一 , Perawatan pelat karet mesin shotcrete
Pelat karet mesin shotcrete tidak boleh melebihi batas tegangan yang disebabkan oleh penjepitan yang berlebihan, jika tidak maka akan menyebabkan keausan yang berlebihan karena gesekan dan panas. Batas ketahanan panas pelat karet adalah 1100C, dan normalnya tidak melebihi 800C saat digunakan. Lembaran karet harus dibersihkan dan diperiksa keausannya pada setiap shift. Jika lembaran karet telah aus sedemikian rupa sehingga rusuk baja rata dengan permukaan karet atau terdapat kebocoran udara pada lubang udara sisa dan lubang umpan, lembaran karet harus diganti.
2, Perawatan lapisan baja mesin shotcrete
Pelapis baja mesin shotcrete harus diperiksa seminggu sekali, dan jika terdapat goresan yang dalam, harus digiling ulang. Tepi lubang bundar pada papan pelapis baja harus sering diperiksa. Pelapis baja harus tetap tajam. Jika tepinya miring, partikel halus akan mudah menembus permukaan sambungan dan meningkatkan keausan. Jika pelapis baja baru diganti dan pelapis baja lama memiliki lubang dengan tepi miring, masa pakai pelapis baja baru akan berkurang secara signifikan. Mengasah pelapis baja tepat waktu untuk menghilangkan bagian yang aus dapat menghemat banyak masalah dan biaya.

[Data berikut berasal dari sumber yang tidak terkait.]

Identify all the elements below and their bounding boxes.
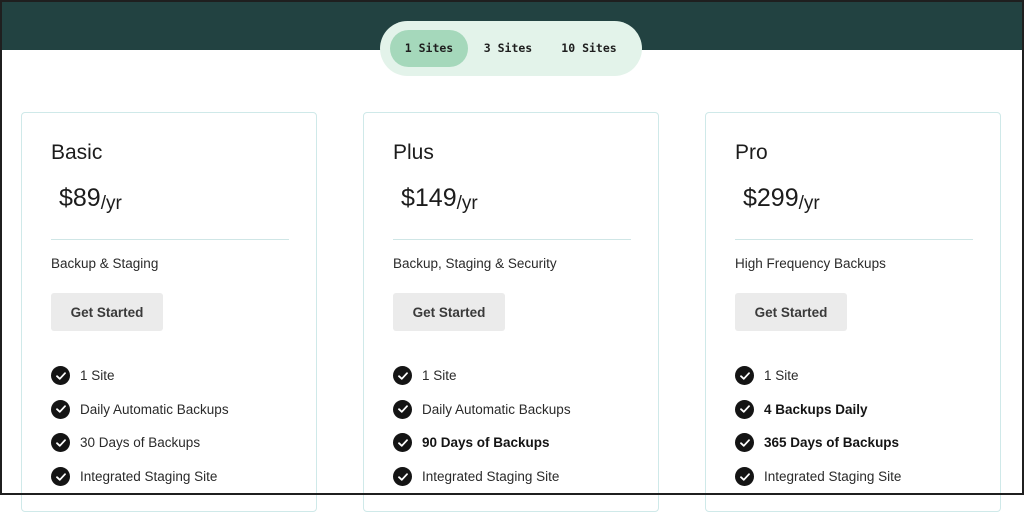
plan-price: $149/yr <box>401 184 478 214</box>
price-amount: $299 <box>743 184 799 212</box>
plan-card-pro: Pro $299/yr High Frequency Backups Get S… <box>705 112 1001 512</box>
check-circle-icon <box>735 366 754 386</box>
feature-text: 90 Days of Backups <box>422 435 550 451</box>
site-count-toggle: 1 Sites 3 Sites 10 Sites <box>380 21 642 76</box>
feature-item: 90 Days of Backups <box>393 426 571 460</box>
plan-price: $299/yr <box>743 184 820 214</box>
feature-item: 365 Days of Backups <box>735 426 901 460</box>
feature-item: Daily Automatic Backups <box>51 393 229 427</box>
feature-text: 4 Backups Daily <box>764 401 868 417</box>
get-started-button[interactable]: Get Started <box>51 293 163 331</box>
feature-text: 365 Days of Backups <box>764 435 900 451</box>
feature-text: 1 Site <box>422 368 457 384</box>
plan-tagline: Backup, Staging & Security <box>393 256 557 271</box>
plan-name: Basic <box>51 141 103 164</box>
check-circle-icon <box>51 399 70 419</box>
price-unit: /yr <box>100 193 122 214</box>
feature-text: Integrated Staging Site <box>80 469 218 485</box>
price-unit: /yr <box>456 193 478 214</box>
feature-list: 1 Site Daily Automatic Backups 90 Days o… <box>393 359 571 493</box>
check-circle-icon <box>735 467 754 487</box>
get-started-button[interactable]: Get Started <box>393 293 505 331</box>
price-amount: $89 <box>59 184 101 212</box>
plan-name: Pro <box>735 141 768 164</box>
check-circle-icon <box>393 366 412 386</box>
feature-text: Integrated Staging Site <box>764 469 902 485</box>
feature-item: Daily Automatic Backups <box>393 393 571 427</box>
check-circle-icon <box>393 433 412 453</box>
check-circle-icon <box>393 467 412 487</box>
divider <box>393 239 631 240</box>
feature-item: 1 Site <box>735 359 901 393</box>
toggle-option-3-sites[interactable]: 3 Sites <box>468 30 548 67</box>
feature-text: 30 Days of Backups <box>80 435 201 451</box>
feature-item: 4 Backups Daily <box>735 393 901 427</box>
check-circle-icon <box>735 399 754 419</box>
toggle-option-10-sites[interactable]: 10 Sites <box>548 30 630 67</box>
feature-item: Integrated Staging Site <box>735 460 901 494</box>
plan-tagline: Backup & Staging <box>51 256 159 271</box>
feature-item: Integrated Staging Site <box>51 460 229 494</box>
plan-name: Plus <box>393 141 434 164</box>
divider <box>51 239 289 240</box>
feature-text: Integrated Staging Site <box>422 469 560 485</box>
plan-tagline: High Frequency Backups <box>735 256 886 271</box>
feature-item: 30 Days of Backups <box>51 426 229 460</box>
toggle-option-1-sites[interactable]: 1 Sites <box>390 30 468 67</box>
plan-price: $89/yr <box>59 184 122 214</box>
feature-list: 1 Site 4 Backups Daily 365 Days of Backu… <box>735 359 901 493</box>
check-circle-icon <box>393 399 412 419</box>
feature-text: 1 Site <box>764 368 799 384</box>
get-started-button[interactable]: Get Started <box>735 293 847 331</box>
divider <box>735 239 973 240</box>
feature-text: Daily Automatic Backups <box>80 401 229 417</box>
plan-card-basic: Basic $89/yr Backup & Staging Get Starte… <box>21 112 317 512</box>
feature-text: 1 Site <box>80 368 115 384</box>
check-circle-icon <box>51 467 70 487</box>
check-circle-icon <box>51 366 70 386</box>
feature-text: Daily Automatic Backups <box>422 401 571 417</box>
feature-item: 1 Site <box>393 359 571 393</box>
feature-item: Integrated Staging Site <box>393 460 571 494</box>
check-circle-icon <box>51 433 70 453</box>
check-circle-icon <box>735 433 754 453</box>
plan-card-plus: Plus $149/yr Backup, Staging & Security … <box>363 112 659 512</box>
feature-list: 1 Site Daily Automatic Backups 30 Days o… <box>51 359 229 493</box>
feature-item: 1 Site <box>51 359 229 393</box>
price-unit: /yr <box>798 193 820 214</box>
price-amount: $149 <box>401 184 457 212</box>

III. Perawatan rongga material dan siku mesin shotcrete
Setelah selesainya setiap shift, rongga material dan siku pembuangan mesin shotcrete harus dibersihkan tepat waktu.
IV. Perawatan reducer mesin shotcrete
1. Pelumas untuk reduksi shotcrete adalah oli roda gigi industri 50 # atau oli mekanis 30 #.
2, kenaikan suhu peredam tidak boleh melebihi 40 derajat selama operasi.
3. Bersihkan campuran pada permukaan reduksi tepat waktu setelah setiap shift.
4. Amati level oli secara berkala, dan isi ulang saat pelumas tidak mencukupi.
5. Pelumas harus diganti lagi setelah 3 bulan kerja terakumulasi.
6. Selalu periksa peredam untuk mengetahui adanya kebocoran oli dan atasi kebocoran tepat waktu.
7. Isi bantalan poros persegi rotor dengan oli pelumas setiap minggu.